Phase 5: Design and Deliver Methods to Create the Future

This period illustrates the actions and the plans necessary to bring eyesight. It progresses to both action and assessment phase comparable to action research identified earlier. Customers of the organization make modifications, weigh up the results and make necessary changes, to move the organization towards the vision and nourish "exactly what will be". The plan of action is prolonged by repairing the discussion in what the best is. (Cummings & Worley, 2009)

Strengths and Weaknesses

The strength of this model is the fact it concentrates on the main issue and tries to resolve the problem by using the best practises of the business. The weakness of the model is that there surely is no urgency, which is essential for the change as sometimes the organizations might go out of time. If the change will not happen prior to the time dies then your work created by the organization goes in vain.


The three change models Kotter's change model, Lewin's 3-stage model, and the positive model are different from one another. These three models can be employed by any business for the change to occur.

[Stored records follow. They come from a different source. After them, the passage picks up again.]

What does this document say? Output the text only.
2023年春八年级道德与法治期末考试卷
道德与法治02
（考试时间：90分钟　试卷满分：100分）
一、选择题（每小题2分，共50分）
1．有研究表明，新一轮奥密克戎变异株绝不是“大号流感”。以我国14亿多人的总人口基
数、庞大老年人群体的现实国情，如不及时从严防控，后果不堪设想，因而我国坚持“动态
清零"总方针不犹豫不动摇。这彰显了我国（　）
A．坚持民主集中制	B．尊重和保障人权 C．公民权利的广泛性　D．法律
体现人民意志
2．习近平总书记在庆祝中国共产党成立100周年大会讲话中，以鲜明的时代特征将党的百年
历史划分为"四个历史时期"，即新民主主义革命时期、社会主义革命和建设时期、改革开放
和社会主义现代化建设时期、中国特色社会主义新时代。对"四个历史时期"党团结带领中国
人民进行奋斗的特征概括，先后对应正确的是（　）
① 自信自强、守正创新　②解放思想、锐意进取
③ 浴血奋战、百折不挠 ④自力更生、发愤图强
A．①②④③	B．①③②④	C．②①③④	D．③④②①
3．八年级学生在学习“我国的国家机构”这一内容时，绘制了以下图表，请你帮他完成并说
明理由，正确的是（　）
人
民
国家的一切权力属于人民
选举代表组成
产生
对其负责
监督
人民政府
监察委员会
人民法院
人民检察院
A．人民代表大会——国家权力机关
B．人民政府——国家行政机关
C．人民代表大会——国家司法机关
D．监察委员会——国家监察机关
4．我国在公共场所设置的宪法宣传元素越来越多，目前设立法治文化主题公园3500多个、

Kotter's change model is a brief model that specializes in every small aspect. The only problem with the Kotter's change model is that it targets urgency but not on purpose. Without knowing purpose of change, the urgency will have no reason and everyone will be doing things quickly without goal. By considering the purpose, this model can be most preferable for a business to apply change. This model makes certain that the change need to occur is communicated to everyone and concentrates on building the momentum with short-term wins. The culture of the business can be evolved that is deeply rooted.

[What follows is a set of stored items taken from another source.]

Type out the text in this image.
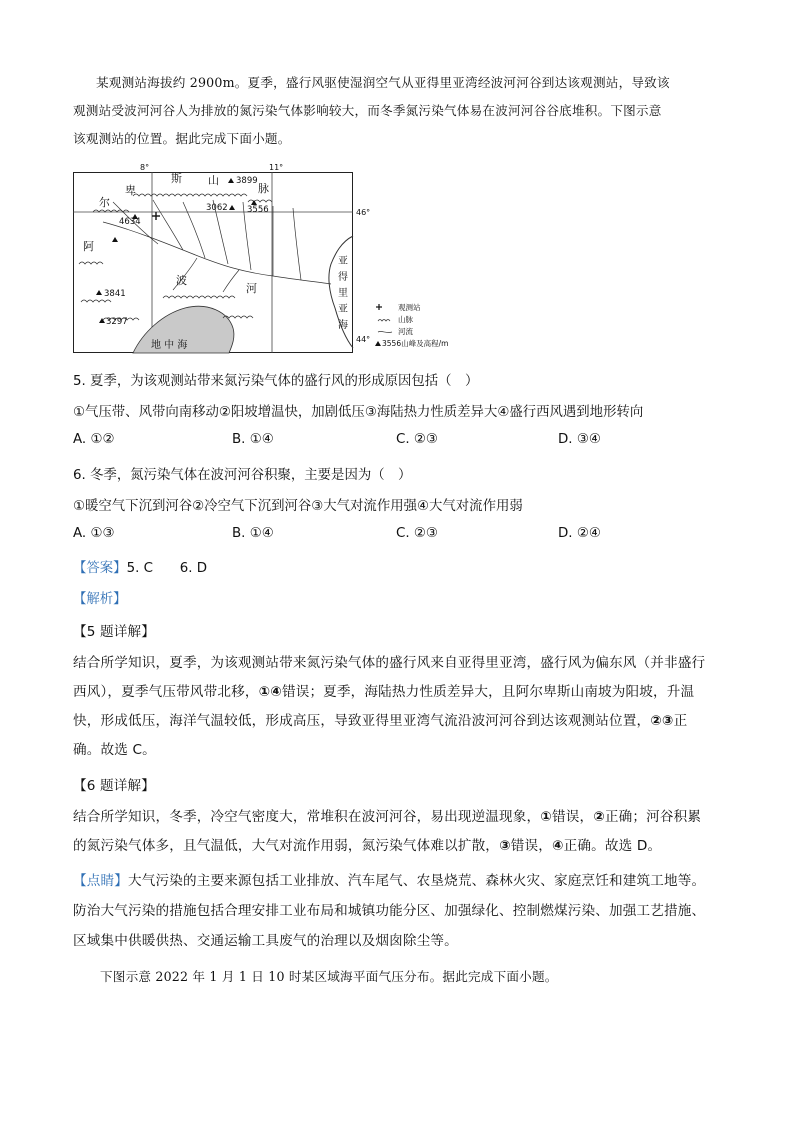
某观测站海拔约 2900m。夏季，盛行风驱使湿润空气从亚得里亚湾经波河河谷到达该观测站，导致该
观测站受波河河谷人为排放的氮污染气体影响较大，而冬季氮污染气体易在波河河谷谷底堆积。下图示意
该观测站的位置。据此完成下面小题。
8°	11°
46°
44°
阿
尔
卑
斯 山
脉
3899
3062 3556
4634
3841
3297
波
河
亚
得
里
亚
海
地 中 海
观测站
山脉
河流
3556山峰及高程/m
5. 夏季，为该观测站带来氮污染气体的盛行风的形成原因包括（　）
①气压带、风带向南移动②阳坡增温快，加剧低压③海陆热力性质差异大④盛行西风遇到地形转向
A. ①②	B. ①④	C. ②③	D. ③④
6. 冬季，氮污染气体在波河河谷积聚，主要是因为（　）
①暖空气下沉到河谷②冷空气下沉到河谷③大气对流作用强④大气对流作用弱
A. ①③	B. ①④	C. ②③	D. ②④
【答案】5. C　　6. D
【解析】
【5 题详解】
结合所学知识，夏季，为该观测站带来氮污染气体的盛行风来自亚得里亚湾，盛行风为偏东风（并非盛行
西风），夏季气压带风带北移，①④错误；夏季，海陆热力性质差异大，且阿尔卑斯山南坡为阳坡，升温
快，形成低压，海洋气温较低，形成高压，导致亚得里亚湾气流沿波河河谷到达该观测站位置，②③正
确。故选 C。
【6 题详解】
结合所学知识，冬季，冷空气密度大，常堆积在波河河谷，易出现逆温现象，①错误，②正确；河谷积累
的氮污染气体多，且气温低，大气对流作用弱，氮污染气体难以扩散，③错误，④正确。故选 D。
【点睛】大气污染的主要来源包括工业排放、汽车尾气、农垦烧荒、森林火灾、家庭烹饪和建筑工地等。
防治大气污染的措施包括合理安排工业布局和城镇功能分区、加强绿化、控制燃煤污染、加强工艺措施、
区域集中供暖供热、交通运输工具废气的治理以及烟囱除尘等。
下图示意 2022 年 1 月 1 日 10 时某区域海平面气压分布。据此完成下面小题。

Lewis 3-level model is a straightforward model it concentrates on moving people from their old style of working. People will have a fear of change, which is the biggest opposition of the change to happen. This model concentrates on moving people from a level of freezing to refreeze level. This model does not concentrate on all the tiny aspects.

The positive model is different from Kotter's and Lewin's model. It enquires about the problem and uses the best practices of the business to solve the problem. This can help the change to occur. However, there is no sense of urgency that is a major problem. In comparison with Kotter's model it isn't as complete as that model.

Every model has some durability. Therefore, it will always be easier to go for the three models, opt for the best things from the models, and put into practice them for the change to happen. Talking about best of the three models, my choice is Kotter's change model as it concentrates on all the aspects for the change to occur.